Muy pronto se decidió que Iraq sería una monarquía. Las mayores discusiones surgieron en torno a la figura del rey. Churchill quería recortar la presencia militar británica en el país lo antes posible para ahorrar dinero y deseaba un rey que le garantizase un Iraq probritánico y estable. El hashemita Feisal fue el elegido y las razones de su elección Churchill las expuso sucintamente en el telegrama que envió al Primer Ministro Lloyd George: «… ofrece las expectativas de ser la solución mejor y más barata». El problema fue presentar a ese rey sacado de una tienda de todo a 100 como un monarca legítimo y aceptado por su pueblo, pueblo al que no le ligaba ningún vínculo cinco minutos antes. Prometo un futuro post sobre el bueno de Feisal.

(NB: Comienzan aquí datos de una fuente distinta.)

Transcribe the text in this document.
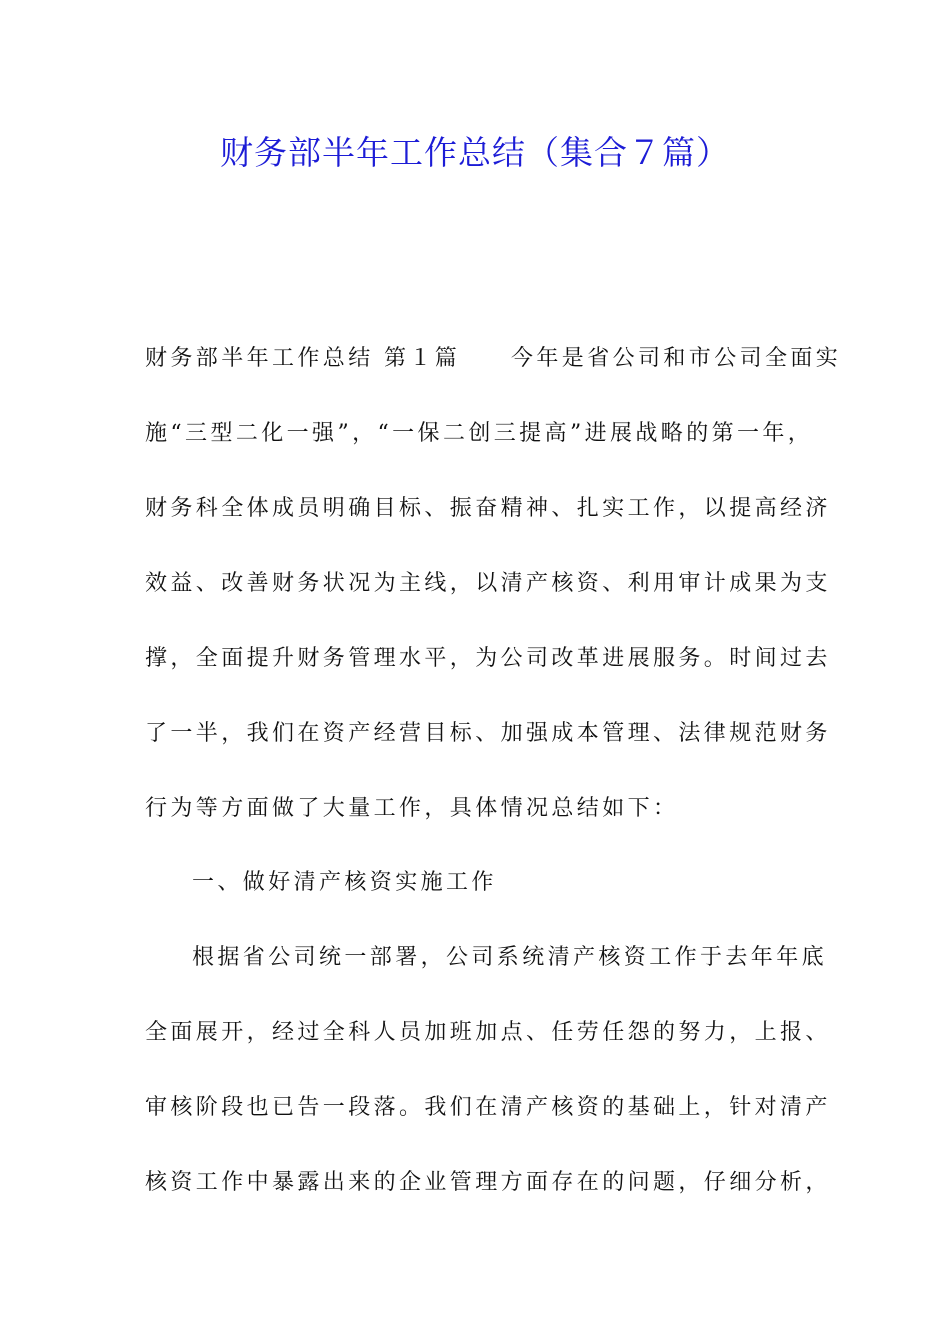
财务部半年工作总结（集合７篇）
财务部半年工作总结 第１篇　　今年是省公司和市公司全面实
施“三型二化一强”，“一保二创三提高”进展战略的第一年，
财务科全体成员明确目标、振奋精神、扎实工作，以提高经济
效益、改善财务状况为主线，以清产核资、利用审计成果为支
撑，全面提升财务管理水平，为公司改革进展服务。时间过去
了一半，我们在资产经营目标、加强成本管理、法律规范财务
行为等方面做了大量工作，具体情况总结如下：
一、做好清产核资实施工作
根据省公司统一部署，公司系统清产核资工作于去年年底
全面展开，经过全科人员加班加点、任劳任怨的努力，上报、
审核阶段也已告一段落。我们在清产核资的基础上，针对清产
核资工作中暴露出来的企业管理方面存在的问题，仔细分析，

Un detalle interesante es que durante mucho tiempo Churchill se planteó la conveniencia de establecer un estado kurdo. Por un lado desconfiaba de que un gobernante árabe fuese a tratar con justicia a los kurdos. Por otro, le atraía la idea de que hubiese un estado tapón entre el nuevo estado iraquí y la agresiva Turquía de Kemal Attatürk. Sin embargo, por una vez, Churchill que sabía ser tan obstinado en imponer sus ideas contra viento y marea, acató la propuesta del comité correspondiente de que Mosul formase parte de Iraq.

Al final, la fórmula que salió de la Conferencia de El Cairo fue la de que Iraq sería un país unificado y teóricamente soberano regido por un gobernante adicto. Esto parecía garantizar al Reino Unido un cierto control sobre el territorio a bajo costo. Curiosamente es la misma fórmula a la que EEUU recurrió en 2005: no cuestionar la unidad del país y asegurarse la elección de un Gobierno adicto, que garantice la seguridad interior lo suficiente como para que no haga falta una presencia militar norteamericana sustancial.

La fórmula inventada por los británicos podía funcionar siempre y cuando se dieran dos premisas:

1) Un bajo nivel de conciencia nacional por parte de las comunidades que integran Iraq.

2) La percepción de que el Imperio británico era fuerte y no vacilaría a la hora de asegurarse que Iraq no saliese de su regazo.

Estas dos premisas empezaron a vacilar durante la II Guerra Mundial. Pero eso ya es otra historia.